Leadership Prize Winners Work in Middle East and Sub-Saharan Africa
April 1, 2012 | Read Time: 1 minute
The award: The Henry R. Kravis Prize in Leadership, which recognizes nonprofit leadership
What the award is worth: $250,000
The winners: The two winners were Soraya Salti, regional director at Injaz Al-Arab, an entrepreneurship-education program for young people in the Middle East, and senior vice president of Middle East/North Africa for Junior Achievement Worldwide; and mothers2mothers, a charity in Cape Town that helps prevent mother-to-child transmission of HIV/AIDS.
About Ms. Salti’s work: Since she started at Injaz Al-Arab in 2001, she has expanded its programs from Jordan to 14 other countries, reaching about one million students ages 14 to 21. The group teaches young people business skills and financial literacy while also providing career guidance. Key to the nonprofit’s success has been “the involvement of the private sector,” Ms. Solti says. Injaz plans to use the award money to take its efforts online.

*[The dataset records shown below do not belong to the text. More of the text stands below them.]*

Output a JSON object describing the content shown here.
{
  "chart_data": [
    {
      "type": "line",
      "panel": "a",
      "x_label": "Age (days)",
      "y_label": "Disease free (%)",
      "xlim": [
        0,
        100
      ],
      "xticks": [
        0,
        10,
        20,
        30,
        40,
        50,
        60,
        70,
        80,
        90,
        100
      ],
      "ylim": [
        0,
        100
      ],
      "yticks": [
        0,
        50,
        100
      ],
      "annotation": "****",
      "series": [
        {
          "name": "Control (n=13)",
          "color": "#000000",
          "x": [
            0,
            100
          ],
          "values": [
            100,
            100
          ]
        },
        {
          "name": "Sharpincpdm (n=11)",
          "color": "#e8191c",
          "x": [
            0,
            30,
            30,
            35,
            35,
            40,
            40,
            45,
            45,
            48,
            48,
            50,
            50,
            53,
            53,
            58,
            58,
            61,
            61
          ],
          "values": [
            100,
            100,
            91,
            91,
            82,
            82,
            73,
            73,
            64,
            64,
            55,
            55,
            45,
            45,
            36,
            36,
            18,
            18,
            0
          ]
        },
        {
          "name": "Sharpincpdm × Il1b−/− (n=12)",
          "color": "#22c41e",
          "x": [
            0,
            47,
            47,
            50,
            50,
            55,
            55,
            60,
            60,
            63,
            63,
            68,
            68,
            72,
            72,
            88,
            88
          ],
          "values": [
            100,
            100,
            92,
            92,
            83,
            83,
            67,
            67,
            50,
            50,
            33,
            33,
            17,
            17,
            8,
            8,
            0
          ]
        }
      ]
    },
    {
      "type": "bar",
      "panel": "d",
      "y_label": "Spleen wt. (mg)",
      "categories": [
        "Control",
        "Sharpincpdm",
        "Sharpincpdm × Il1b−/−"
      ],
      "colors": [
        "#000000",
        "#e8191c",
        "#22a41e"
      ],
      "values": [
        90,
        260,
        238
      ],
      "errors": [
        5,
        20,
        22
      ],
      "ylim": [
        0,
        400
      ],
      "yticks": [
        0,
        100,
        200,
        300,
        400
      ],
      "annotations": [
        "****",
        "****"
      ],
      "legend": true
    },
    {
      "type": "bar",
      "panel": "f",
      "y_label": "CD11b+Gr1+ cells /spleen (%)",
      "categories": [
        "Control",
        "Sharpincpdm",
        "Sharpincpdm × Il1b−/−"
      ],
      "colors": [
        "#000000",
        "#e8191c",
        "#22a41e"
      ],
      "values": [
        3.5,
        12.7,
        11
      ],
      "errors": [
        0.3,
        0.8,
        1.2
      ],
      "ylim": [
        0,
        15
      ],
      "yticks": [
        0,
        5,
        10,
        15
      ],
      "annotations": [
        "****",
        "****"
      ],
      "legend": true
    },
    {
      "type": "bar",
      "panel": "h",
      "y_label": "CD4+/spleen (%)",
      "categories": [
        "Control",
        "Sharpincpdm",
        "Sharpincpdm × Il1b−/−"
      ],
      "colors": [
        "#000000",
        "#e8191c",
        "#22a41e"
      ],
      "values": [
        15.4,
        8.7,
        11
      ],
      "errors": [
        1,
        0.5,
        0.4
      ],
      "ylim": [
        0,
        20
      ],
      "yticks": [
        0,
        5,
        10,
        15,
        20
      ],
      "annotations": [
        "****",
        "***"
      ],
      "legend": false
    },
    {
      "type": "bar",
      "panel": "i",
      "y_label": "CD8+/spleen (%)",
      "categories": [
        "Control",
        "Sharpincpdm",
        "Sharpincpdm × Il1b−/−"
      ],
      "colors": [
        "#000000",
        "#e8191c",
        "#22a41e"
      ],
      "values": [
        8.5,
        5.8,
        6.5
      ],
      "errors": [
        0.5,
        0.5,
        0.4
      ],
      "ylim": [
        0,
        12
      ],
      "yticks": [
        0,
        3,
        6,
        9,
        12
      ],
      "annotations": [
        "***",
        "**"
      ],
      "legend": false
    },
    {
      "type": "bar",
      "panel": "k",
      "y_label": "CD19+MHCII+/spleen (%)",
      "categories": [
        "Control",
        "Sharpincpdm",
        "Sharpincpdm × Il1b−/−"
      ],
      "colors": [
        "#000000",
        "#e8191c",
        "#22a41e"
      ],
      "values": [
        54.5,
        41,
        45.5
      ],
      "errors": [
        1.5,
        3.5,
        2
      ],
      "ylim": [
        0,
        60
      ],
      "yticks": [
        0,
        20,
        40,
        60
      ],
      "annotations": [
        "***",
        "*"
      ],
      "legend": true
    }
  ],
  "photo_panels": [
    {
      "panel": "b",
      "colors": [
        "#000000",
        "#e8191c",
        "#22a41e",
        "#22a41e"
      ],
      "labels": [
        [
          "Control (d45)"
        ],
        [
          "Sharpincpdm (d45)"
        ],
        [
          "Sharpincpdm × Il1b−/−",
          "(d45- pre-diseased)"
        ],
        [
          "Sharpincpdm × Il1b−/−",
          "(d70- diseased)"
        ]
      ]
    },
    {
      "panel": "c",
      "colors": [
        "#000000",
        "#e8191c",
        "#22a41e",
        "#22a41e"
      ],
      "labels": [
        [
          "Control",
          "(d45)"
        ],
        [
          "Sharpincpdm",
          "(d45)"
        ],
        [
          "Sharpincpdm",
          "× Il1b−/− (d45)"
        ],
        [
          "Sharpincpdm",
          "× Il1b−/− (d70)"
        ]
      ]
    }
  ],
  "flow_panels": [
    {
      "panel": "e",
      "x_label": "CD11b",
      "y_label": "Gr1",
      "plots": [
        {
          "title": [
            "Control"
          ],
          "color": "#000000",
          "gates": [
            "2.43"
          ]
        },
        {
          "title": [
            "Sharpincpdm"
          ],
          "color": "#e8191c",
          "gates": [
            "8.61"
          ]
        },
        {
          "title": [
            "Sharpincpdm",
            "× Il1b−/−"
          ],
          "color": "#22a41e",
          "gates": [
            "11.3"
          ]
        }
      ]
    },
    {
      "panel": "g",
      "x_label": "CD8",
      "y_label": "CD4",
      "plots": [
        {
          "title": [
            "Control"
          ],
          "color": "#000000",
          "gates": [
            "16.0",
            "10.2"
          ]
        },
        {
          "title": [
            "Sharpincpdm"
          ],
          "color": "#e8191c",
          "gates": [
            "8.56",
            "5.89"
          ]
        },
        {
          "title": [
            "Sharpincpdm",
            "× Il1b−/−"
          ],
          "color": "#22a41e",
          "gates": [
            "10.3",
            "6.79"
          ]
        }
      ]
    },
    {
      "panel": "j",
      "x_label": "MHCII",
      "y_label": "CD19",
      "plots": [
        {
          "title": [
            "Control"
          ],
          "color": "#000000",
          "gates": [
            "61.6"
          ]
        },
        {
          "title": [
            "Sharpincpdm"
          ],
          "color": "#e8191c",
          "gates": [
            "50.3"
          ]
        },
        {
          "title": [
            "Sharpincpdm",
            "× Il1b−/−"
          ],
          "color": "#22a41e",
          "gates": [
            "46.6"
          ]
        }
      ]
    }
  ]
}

About mothers2mothers: Founded in 2001, the charity employs 1,800 HIV-positive mothers at nearly 600 clinics in seven countries in sub-Saharan Africa to counsel pregnant women and new mothers on health and personal issues, reaching more than one million women so far. Says Gene Falk, the charity’s co-founder: “Women who might not have survived went on to become the people who were most critical in providing care to women just like them.”